Some interior work has been done at those properties, but Crisci has not yet released any specific intentions for his latest purchase.
Gustafson said Crisci has not had a lot of luck in attracting a potential tenant for the downtown properties he purchased last year, "but he knows it's only a matter of time. It's the same with his latest purchase. I wouldn't think the price he paid for that property is a good deal, but it will be in five years. He's banking on the future."
Gustafson said he is always seeking investors for downtown Bradenton, and Crisci "has just been someone who has believed in what we are all trying to do and he wants to invest in that. He's not one of the big money guys, but he's probably spent over $1 million and that's a pretty strong statement that he believes in what we are doing.
"We are so appreciative to him and anyone who is helping us continue to enthusiastically and aggressively pursue our vision for downtown," Gustafson said.
Crisci apparently approached Darwin Brewery about the site, and was surprised to learn Darwin wants another craft brewery in the neighborhood, which already is home to Darwin's and the Motorworks Brewery, 1014 Ninth St. W.
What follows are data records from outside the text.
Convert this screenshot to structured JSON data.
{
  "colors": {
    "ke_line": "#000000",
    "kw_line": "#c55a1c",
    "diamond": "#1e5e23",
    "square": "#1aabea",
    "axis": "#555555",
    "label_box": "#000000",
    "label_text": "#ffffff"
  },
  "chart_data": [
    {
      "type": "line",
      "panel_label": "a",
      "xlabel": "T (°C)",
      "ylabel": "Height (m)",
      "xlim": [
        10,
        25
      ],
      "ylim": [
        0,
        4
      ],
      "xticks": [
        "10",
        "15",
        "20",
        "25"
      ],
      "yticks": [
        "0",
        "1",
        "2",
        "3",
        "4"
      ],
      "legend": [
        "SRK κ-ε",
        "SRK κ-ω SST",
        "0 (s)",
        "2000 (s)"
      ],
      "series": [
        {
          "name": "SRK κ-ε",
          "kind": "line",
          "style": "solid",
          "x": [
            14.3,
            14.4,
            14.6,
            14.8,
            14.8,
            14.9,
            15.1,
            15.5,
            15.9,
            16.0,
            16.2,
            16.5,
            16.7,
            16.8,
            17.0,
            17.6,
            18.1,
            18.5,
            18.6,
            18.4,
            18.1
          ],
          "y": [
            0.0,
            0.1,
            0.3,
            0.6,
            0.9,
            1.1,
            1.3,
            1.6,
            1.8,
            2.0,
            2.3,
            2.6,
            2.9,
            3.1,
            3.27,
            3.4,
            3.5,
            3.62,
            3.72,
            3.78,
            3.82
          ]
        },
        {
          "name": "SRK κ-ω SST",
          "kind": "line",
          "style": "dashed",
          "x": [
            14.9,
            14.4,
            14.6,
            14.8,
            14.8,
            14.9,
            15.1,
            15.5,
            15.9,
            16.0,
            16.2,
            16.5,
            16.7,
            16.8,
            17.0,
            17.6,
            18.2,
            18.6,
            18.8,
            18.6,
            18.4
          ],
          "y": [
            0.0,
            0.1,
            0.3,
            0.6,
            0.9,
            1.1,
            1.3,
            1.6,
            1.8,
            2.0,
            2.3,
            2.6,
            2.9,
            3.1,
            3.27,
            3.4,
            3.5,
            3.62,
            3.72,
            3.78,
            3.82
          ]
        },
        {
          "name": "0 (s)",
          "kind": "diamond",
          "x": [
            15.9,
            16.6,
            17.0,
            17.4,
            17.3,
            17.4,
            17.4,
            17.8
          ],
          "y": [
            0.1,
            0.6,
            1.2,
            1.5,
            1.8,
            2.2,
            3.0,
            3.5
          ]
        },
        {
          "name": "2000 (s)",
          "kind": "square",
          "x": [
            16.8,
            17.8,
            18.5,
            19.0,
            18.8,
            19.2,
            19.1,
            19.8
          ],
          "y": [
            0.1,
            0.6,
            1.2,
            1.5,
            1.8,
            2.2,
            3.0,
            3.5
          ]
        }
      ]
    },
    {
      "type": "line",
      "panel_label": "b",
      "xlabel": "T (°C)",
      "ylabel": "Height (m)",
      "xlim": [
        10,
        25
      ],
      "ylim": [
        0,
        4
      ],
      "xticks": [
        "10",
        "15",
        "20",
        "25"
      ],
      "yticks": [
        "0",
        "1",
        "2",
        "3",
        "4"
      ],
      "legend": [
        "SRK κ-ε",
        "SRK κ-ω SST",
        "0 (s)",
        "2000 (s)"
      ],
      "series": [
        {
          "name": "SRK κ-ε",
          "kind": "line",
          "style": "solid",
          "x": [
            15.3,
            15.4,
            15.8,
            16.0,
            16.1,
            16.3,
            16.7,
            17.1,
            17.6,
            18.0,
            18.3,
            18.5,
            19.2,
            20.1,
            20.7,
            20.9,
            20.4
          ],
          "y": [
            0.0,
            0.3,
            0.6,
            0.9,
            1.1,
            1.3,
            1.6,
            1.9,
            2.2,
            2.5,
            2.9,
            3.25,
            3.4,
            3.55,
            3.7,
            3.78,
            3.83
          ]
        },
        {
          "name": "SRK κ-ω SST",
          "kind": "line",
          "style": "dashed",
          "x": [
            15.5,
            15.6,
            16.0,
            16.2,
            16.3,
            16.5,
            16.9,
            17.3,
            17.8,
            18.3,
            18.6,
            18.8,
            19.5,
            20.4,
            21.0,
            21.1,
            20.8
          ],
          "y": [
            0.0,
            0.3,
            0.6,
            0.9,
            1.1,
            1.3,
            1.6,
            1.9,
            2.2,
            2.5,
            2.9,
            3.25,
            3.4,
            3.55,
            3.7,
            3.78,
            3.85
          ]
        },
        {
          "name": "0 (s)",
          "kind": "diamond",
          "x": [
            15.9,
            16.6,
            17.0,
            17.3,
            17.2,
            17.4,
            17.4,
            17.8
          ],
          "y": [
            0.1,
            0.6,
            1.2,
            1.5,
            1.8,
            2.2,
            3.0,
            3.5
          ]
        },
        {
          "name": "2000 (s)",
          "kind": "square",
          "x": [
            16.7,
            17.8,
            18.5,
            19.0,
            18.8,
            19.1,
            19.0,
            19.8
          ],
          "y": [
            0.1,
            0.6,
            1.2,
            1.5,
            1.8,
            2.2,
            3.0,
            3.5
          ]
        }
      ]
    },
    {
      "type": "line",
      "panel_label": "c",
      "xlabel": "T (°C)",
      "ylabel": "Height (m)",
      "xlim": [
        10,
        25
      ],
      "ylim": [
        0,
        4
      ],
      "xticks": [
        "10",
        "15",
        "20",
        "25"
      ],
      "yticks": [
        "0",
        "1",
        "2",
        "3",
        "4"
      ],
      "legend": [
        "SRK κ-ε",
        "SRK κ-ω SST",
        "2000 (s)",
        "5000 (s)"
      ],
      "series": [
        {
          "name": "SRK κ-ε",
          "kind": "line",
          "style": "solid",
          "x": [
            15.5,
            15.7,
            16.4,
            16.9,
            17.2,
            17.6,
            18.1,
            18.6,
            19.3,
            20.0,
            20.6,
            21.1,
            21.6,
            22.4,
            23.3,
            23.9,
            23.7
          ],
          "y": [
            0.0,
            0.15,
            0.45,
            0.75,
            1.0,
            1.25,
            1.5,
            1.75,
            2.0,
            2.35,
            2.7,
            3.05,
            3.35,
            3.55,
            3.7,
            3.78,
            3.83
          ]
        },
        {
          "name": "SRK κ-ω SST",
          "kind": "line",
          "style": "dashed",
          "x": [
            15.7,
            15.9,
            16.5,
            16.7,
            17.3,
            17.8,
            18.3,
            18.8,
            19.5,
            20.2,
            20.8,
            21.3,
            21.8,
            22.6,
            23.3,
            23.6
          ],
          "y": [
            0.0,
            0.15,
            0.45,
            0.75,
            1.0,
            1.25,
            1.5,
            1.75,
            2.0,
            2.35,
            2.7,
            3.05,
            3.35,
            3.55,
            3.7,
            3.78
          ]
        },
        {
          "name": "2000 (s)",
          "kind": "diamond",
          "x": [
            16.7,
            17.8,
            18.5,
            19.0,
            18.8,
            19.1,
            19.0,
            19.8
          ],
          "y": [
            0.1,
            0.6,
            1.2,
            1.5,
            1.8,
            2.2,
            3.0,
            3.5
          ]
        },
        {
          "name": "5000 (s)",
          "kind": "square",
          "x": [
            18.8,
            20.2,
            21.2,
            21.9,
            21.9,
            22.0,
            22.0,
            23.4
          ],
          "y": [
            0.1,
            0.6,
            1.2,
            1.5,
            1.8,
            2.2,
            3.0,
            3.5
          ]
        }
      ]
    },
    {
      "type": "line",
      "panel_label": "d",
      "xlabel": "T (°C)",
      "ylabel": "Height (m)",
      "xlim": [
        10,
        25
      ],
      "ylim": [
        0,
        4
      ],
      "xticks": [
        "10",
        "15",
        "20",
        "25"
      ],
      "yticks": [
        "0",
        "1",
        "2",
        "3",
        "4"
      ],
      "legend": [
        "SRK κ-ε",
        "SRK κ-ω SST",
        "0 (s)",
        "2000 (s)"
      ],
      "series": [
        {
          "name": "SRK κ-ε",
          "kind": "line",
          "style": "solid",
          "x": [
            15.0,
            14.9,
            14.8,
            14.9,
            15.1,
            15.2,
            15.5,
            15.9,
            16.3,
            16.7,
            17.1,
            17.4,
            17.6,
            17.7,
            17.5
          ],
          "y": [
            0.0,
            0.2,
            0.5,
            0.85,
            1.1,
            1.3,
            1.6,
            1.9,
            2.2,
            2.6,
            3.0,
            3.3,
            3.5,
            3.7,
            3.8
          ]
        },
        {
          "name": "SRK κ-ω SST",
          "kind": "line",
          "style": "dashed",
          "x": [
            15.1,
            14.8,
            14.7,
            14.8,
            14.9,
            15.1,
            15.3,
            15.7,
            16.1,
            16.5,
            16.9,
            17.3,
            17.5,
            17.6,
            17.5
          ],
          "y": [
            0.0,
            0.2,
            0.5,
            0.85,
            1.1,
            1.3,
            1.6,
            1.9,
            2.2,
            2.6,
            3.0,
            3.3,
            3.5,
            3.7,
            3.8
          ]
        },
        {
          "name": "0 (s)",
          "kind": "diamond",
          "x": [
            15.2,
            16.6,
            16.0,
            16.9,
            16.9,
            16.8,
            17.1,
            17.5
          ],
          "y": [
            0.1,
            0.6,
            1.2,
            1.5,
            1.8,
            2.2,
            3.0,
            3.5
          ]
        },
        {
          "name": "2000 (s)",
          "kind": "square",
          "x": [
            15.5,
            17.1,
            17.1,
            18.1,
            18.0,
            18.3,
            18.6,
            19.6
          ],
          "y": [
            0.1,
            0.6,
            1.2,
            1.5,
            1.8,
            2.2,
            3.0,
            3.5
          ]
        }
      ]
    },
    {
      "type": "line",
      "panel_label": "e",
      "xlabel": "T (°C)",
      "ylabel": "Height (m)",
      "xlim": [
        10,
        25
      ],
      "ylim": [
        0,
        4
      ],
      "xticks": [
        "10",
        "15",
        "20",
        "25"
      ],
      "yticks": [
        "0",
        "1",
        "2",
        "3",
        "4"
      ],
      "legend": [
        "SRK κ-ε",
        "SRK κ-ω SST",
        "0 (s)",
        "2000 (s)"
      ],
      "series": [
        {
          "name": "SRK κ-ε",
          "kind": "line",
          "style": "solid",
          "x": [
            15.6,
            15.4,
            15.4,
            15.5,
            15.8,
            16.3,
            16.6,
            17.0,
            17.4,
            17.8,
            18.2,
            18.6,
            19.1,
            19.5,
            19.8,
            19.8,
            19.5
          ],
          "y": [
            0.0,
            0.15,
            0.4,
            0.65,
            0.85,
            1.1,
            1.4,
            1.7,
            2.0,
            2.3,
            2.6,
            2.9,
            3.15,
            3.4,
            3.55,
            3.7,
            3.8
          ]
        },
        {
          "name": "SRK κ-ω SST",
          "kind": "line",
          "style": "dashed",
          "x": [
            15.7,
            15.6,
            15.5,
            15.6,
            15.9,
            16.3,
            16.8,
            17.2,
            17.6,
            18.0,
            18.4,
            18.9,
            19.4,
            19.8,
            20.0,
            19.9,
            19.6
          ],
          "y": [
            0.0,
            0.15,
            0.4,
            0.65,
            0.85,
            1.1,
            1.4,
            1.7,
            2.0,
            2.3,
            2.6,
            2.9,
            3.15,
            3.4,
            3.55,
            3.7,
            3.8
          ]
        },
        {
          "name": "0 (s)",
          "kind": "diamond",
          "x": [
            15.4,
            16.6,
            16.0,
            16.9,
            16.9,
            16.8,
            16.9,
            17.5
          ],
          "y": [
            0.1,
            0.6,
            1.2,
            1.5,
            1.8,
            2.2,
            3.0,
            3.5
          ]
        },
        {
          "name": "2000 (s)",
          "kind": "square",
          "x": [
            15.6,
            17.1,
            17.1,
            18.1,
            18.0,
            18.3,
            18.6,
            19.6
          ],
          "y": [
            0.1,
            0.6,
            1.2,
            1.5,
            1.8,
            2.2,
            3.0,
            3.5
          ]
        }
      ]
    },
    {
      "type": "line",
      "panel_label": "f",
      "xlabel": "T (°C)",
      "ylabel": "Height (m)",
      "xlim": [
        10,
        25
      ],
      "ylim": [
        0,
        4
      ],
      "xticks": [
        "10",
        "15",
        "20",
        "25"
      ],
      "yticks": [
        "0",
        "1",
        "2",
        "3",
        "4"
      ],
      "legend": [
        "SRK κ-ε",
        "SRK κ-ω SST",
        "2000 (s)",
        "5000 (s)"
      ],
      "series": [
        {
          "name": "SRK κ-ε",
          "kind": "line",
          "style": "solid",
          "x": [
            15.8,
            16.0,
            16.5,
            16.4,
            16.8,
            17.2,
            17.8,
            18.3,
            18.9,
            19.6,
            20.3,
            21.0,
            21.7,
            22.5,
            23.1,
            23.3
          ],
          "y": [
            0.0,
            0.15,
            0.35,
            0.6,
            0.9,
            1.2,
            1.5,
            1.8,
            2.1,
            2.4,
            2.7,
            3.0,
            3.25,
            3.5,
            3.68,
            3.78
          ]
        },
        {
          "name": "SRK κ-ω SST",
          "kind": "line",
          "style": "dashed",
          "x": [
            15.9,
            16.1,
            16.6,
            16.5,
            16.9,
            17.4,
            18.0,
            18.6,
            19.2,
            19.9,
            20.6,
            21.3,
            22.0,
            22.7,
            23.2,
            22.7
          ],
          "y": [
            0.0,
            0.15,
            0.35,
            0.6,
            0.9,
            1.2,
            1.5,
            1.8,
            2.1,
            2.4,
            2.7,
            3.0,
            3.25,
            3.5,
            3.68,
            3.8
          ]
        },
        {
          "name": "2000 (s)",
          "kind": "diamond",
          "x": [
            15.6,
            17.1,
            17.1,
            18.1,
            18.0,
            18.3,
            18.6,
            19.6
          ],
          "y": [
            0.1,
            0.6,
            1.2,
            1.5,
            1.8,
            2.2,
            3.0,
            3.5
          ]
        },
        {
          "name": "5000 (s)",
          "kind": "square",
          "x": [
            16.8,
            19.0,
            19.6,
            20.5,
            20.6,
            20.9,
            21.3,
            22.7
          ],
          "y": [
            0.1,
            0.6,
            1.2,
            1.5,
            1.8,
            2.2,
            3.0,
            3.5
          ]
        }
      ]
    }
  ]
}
"While we aren't looking to become the craft brewery capital of the world, it does fit into the sports and entertainment district idea," said Gustafson. "They believe there is strength in numbers."
A Darwin representative did not return a call for comment Tuesday.
Motorworks Brewery President Denise Tschida said she welcomes any new business that will add to the overall vision of an entertainment district -- but not necessarily another brewery.
"I have nothing against the idea of another brewery and we are happy to have Darwin as a neighbor, but I'm not sure anyone wants to see breweries line the street," said Tschida. "I think if you really want to start creating the walkable, pedestrian friendly entertainment district that we all envision, then it's time to bring in restaurants and other businesses that stay open late -- like the entertainment district in St. Pete where it is vibrant, thriving and people aren't afraid to park two blocks away."
Gustafson said the DDA is working with restaurants for other properties. The bottom line, he said, is it's another step that "demonstrates the quality ventures that are taking place in that area."
Any new business that replaces property falling into a dilapidated state is good news to Central Community Redevelopment Agency Executive Director Tim Polk, whose CCRA plans and oversees improvements in the 14th Street CRA District.
The more that is done in the private sector, the less taxpayer funds are needed for investment.
Polk said the emphasis continues to be the 14th Street CRA District, but with continued private sector investment, "we envision that street correcting itself," he said. "Ninth Street is going to be a success and now with this latest purchase on 17th Avenue West, we are beginning to see the synergy there."